Capturing Value and Adjusting for the Seasons Ahead
New products offer the primary stream of revenue for John Deere, but there may be more channels the company is not currently leveraging to capture the value it is currently delivering to customers. A key instance of this is monetizing the data it accumulates through its vast array of IoT-enabled products.
Today, John Deere’s vast IoT deployments on machines gather 5-15 million measurements per second from over 130,000 connected devices around the world.

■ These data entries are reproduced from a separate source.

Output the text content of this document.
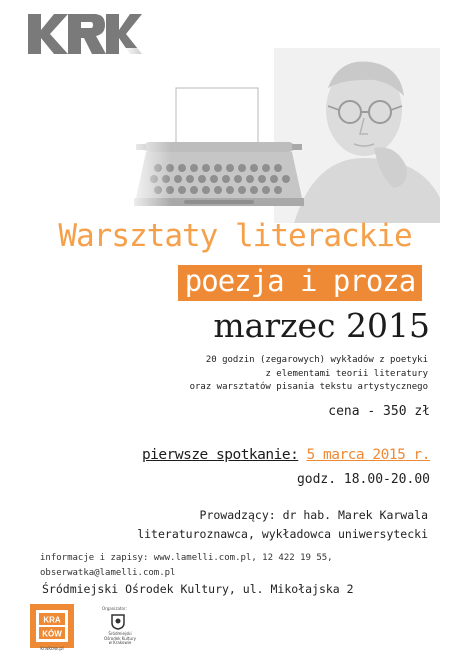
Warsztaty literackie
poezja i proza
marzec 2015
20 godzin (zegarowych) wykładów z poetyki
z elementami teorii literatury
oraz warsztatów pisania tekstu artystycznego
cena - 350 zł
pierwsze spotkanie: 5 marca 2015 r.
godz. 18.00-20.00
Prowadzący: dr hab. Marek Karwala
literaturoznawca, wykładowca uniwersytecki
informacje i zapisy: www.lamelli.com.pl, 12 422 19 55,
obserwatka@lamelli.com.pl
Śródmiejski Ośrodek Kultury, ul. Mikołajska 2
KRA
KÓW
krakow.pl
Organizator:
Śródmiejski
Ośrodek Kultury
w Krakowie
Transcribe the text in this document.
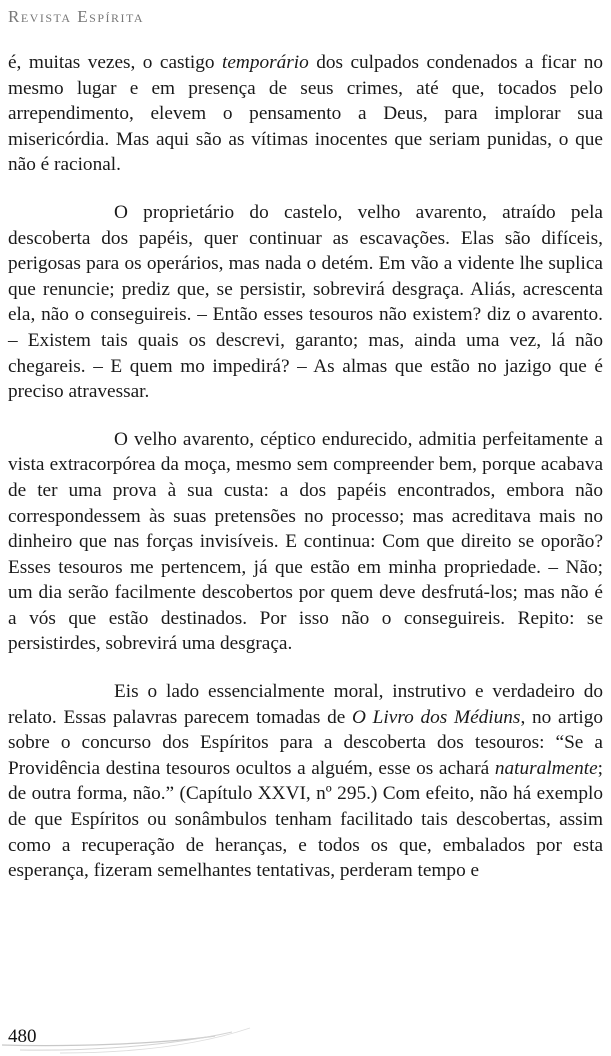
Revista Espírita

é, muitas vezes, o castigo temporário dos culpados condenados a ficar no mesmo lugar e em presença de seus crimes, até que, tocados pelo arrependimento, elevem o pensamento a Deus, para implorar sua misericórdia. Mas aqui são as vítimas inocentes que seriam punidas, o que não é racional.

O proprietário do castelo, velho avarento, atraído pela descoberta dos papéis, quer continuar as escavações. Elas são difíceis, perigosas para os operários, mas nada o detém. Em vão a vidente lhe suplica que renuncie; prediz que, se persistir, sobrevirá desgraça. Aliás, acrescenta ela, não o conseguireis. – Então esses tesouros não existem? diz o avarento. – Existem tais quais os descrevi, garanto; mas, ainda uma vez, lá não chegareis. – E quem mo impedirá? – As almas que estão no jazigo que é preciso atravessar.

O velho avarento, céptico endurecido, admitia perfeitamente a vista extracorpórea da moça, mesmo sem compreender bem, porque acabava de ter uma prova à sua custa: a dos papéis encontrados, embora não correspondessem às suas pretensões no processo; mas acreditava mais no dinheiro que nas forças invisíveis. E continua: Com que direito se oporão? Esses tesouros me pertencem, já que estão em minha propriedade. – Não; um dia serão facilmente descobertos por quem deve desfrutá-los; mas não é a vós que estão destinados. Por isso não o conseguireis. Repito: se persistirdes, sobrevirá uma desgraça.

Eis o lado essencialmente moral, instrutivo e verdadeiro do relato. Essas palavras parecem tomadas de O Livro dos Médiuns, no artigo sobre o concurso dos Espíritos para a descoberta dos tesouros: “Se a Providência destina tesouros ocultos a alguém, esse os achará naturalmente; de outra forma, não.” (Capítulo XXVI, nº 295.) Com efeito, não há exemplo de que Espíritos ou sonâmbulos tenham facilitado tais descobertas, assim como a recuperação de heranças, e todos os que, embalados por esta esperança, fizeram semelhantes tentativas, perderam tempo e

480
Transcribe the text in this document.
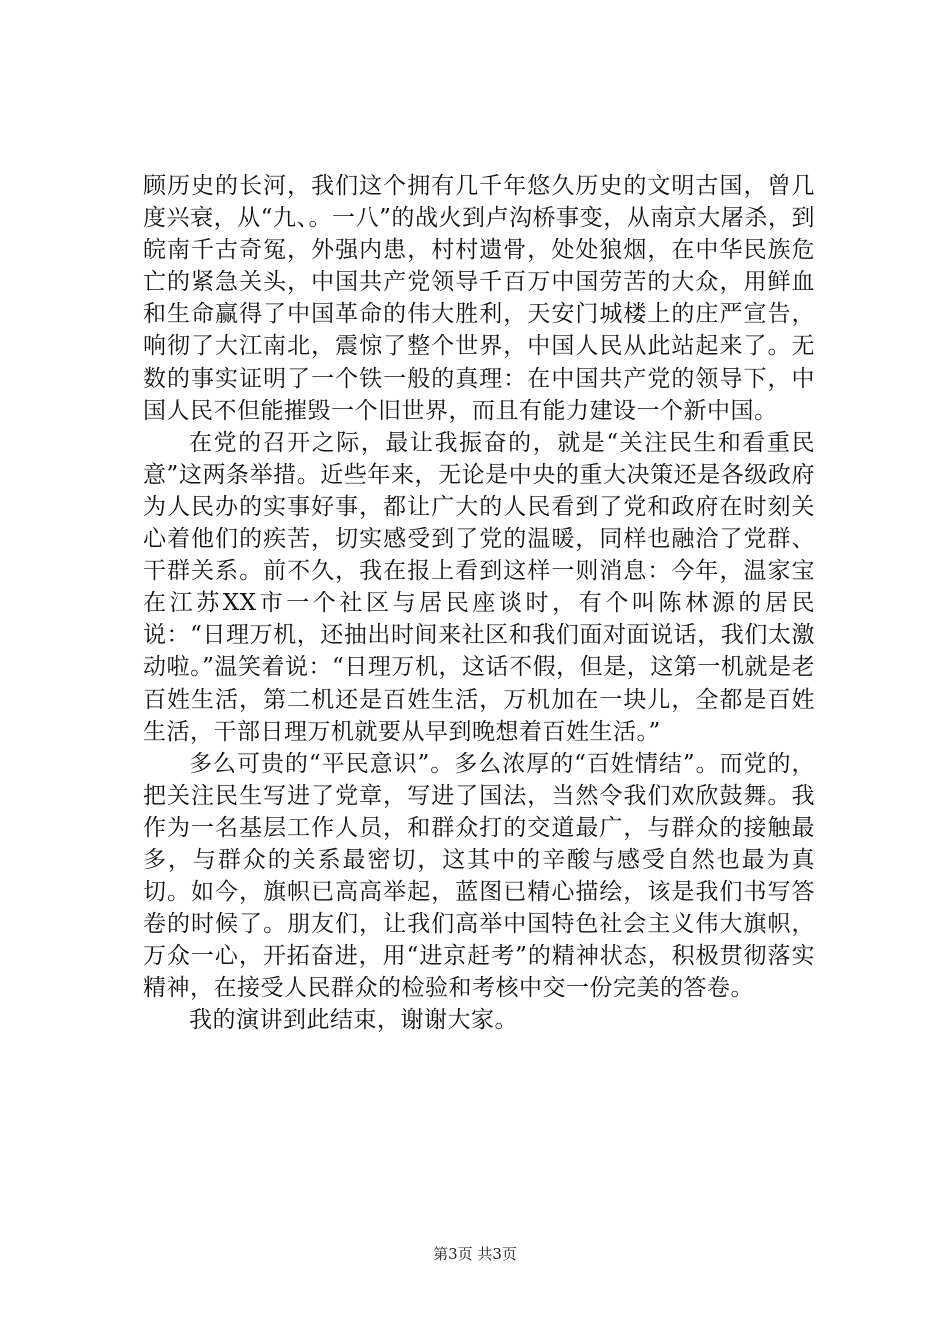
顾历史的长河，我们这个拥有几千年悠久历史的文明古国，曾几度兴衰，从“九、。一八”的战火到卢沟桥事变，从南京大屠杀，到皖南千古奇冤，外强内患，村村遗骨，处处狼烟，在中华民族危亡的紧急关头，中国共产党领导千百万中国劳苦的大众，用鲜血和生命赢得了中国革命的伟大胜利，天安门城楼上的庄严宣告，响彻了大江南北，震惊了整个世界，中国人民从此站起来了。无数的事实证明了一个铁一般的真理：在中国共产党的领导下，中国人民不但能摧毁一个旧世界，而且有能力建设一个新中国。

在党的召开之际，最让我振奋的，就是“关注民生和看重民意”这两条举措。近些年来，无论是中央的重大决策还是各级政府为人民办的实事好事，都让广大的人民看到了党和政府在时刻关心着他们的疾苦，切实感受到了党的温暖，同样也融洽了党群、干群关系。前不久，我在报上看到这样一则消息：今年，温家宝在江苏XX市一个社区与居民座谈时，有个叫陈林源的居民说：“日理万机，还抽出时间来社区和我们面对面说话，我们太激动啦。”温笑着说：“日理万机，这话不假，但是，这第一机就是老百姓生活，第二机还是百姓生活，万机加在一块儿，全都是百姓生活，干部日理万机就要从早到晚想着百姓生活。”

多么可贵的“平民意识”。多么浓厚的“百姓情结”。而党的，把关注民生写进了党章，写进了国法，当然令我们欢欣鼓舞。我作为一名基层工作人员，和群众打的交道最广，与群众的接触最多，与群众的关系最密切，这其中的辛酸与感受自然也最为真切。如今，旗帜已高高举起，蓝图已精心描绘，该是我们书写答卷的时候了。朋友们，让我们高举中国特色社会主义伟大旗帜，万众一心，开拓奋进，用“进京赶考”的精神状态，积极贯彻落实精神，在接受人民群众的检验和考核中交一份完美的答卷。

我的演讲到此结束，谢谢大家。

第3页 共3页
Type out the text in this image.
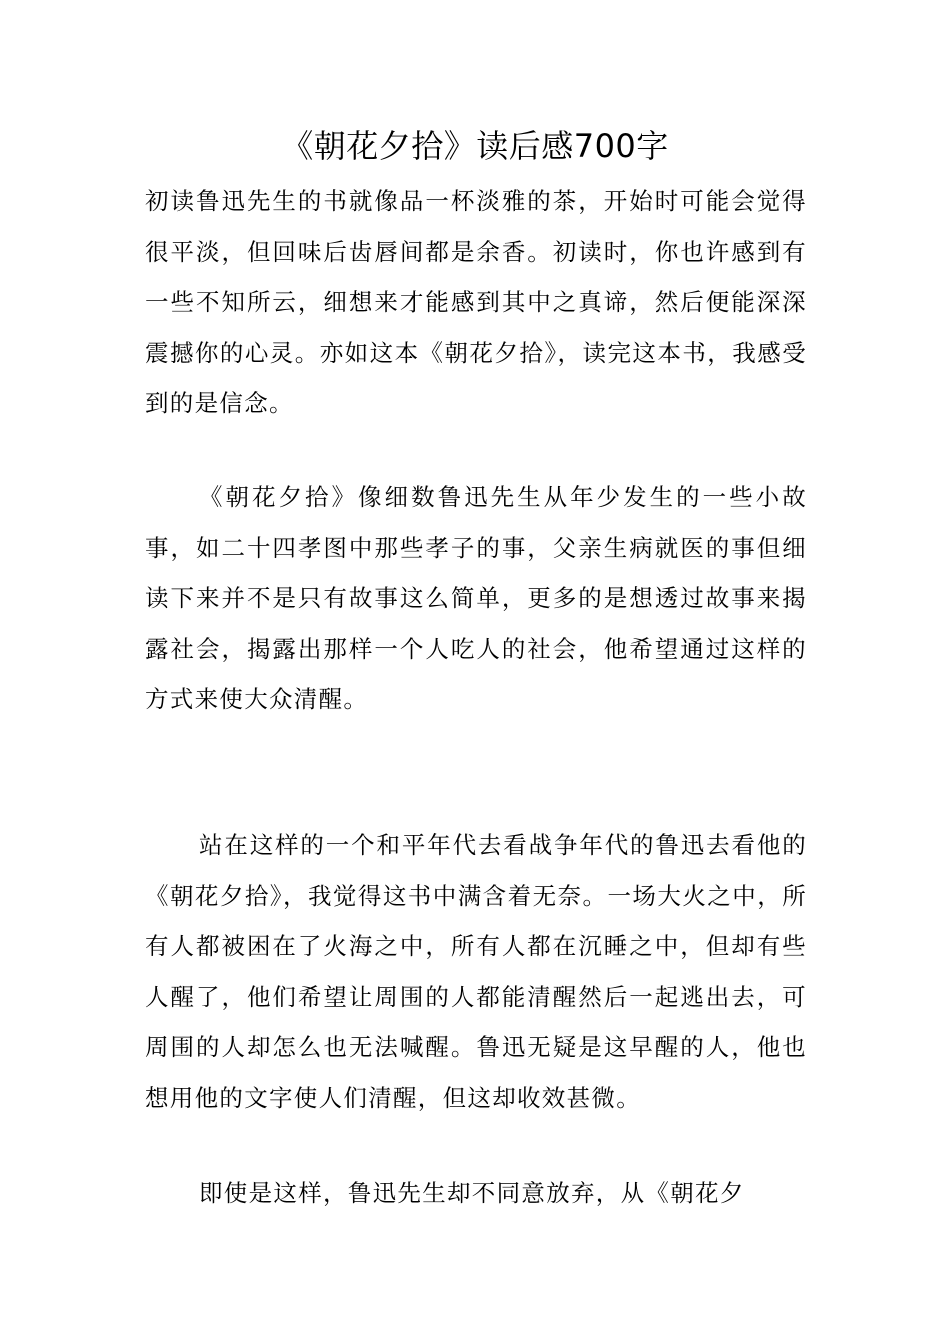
《朝花夕拾》读后感700字

初读鲁迅先生的书就像品一杯淡雅的茶，开始时可能会觉得很平淡，但回味后齿唇间都是余香。初读时，你也许感到有一些不知所云，细想来才能感到其中之真谛，然后便能深深震撼你的心灵。亦如这本《朝花夕拾》，读完这本书，我感受到的是信念。

《朝花夕拾》像细数鲁迅先生从年少发生的一些小故事，如二十四孝图中那些孝子的事，父亲生病就医的事但细读下来并不是只有故事这么简单，更多的是想透过故事来揭露社会，揭露出那样一个人吃人的社会，他希望通过这样的方式来使大众清醒。

站在这样的一个和平年代去看战争年代的鲁迅去看他的《朝花夕拾》，我觉得这书中满含着无奈。一场大火之中，所有人都被困在了火海之中，所有人都在沉睡之中，但却有些人醒了，他们希望让周围的人都能清醒然后一起逃出去，可周围的人却怎么也无法喊醒。鲁迅无疑是这早醒的人，他也想用他的文字使人们清醒，但这却收效甚微。

即使是这样，鲁迅先生却不同意放弃，从《朝花夕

This has led to the company becoming “one of the largest users of cloud computing services” at a global level. Data collection at this magnitude includes a range of sources including maintenance information on tractors, localized weather inputs, aerial imagery from drone systems, and soil analyses.
While John Deere is focused on building trust among its users and has not yet aggregated and packaged its troves of data into solutions for customers, offering insights gained may prove beneficial to all members of its ecosystem. Specialized knowledge of how to maximize productivity under various conditions can guide farmers through external shocks, share best practices across geographies, and identify which seeds perform best for specific goals. These insights could not be derived from a single farm mining its own data. Furthermore, this dataset can even inform GMO development labs as new hybrid crops are designed, diversifying the company’s revenue sources.
Offering a data solution to its customers may also enable John Deere to stabilize cash flows with SaaS and data as a service business models that do not rely on physical production, but instead offer high-margin gains through recurring purchases – capturing a share of the immense value generated by its products.
To continue capitalizing on the opportunities ahead, John Deere will need to prioritize seamless acquisition integration, develop and expand its talent pipeline in the Bay Area through the JD Labs initiative, and consider new approaches to value capture which are foreign to its current operating model. In some respects, this requires a transformation of John Deere into a tech-first enterprise to avoid displacement by the ventures disrupting legacy businesses through applications of AI, ML, and computer vision. Such transitions may be difficult, but, ultimately, they are necessary if the company is to weather the storms ahead, and reap the rewards of the seeds planted today.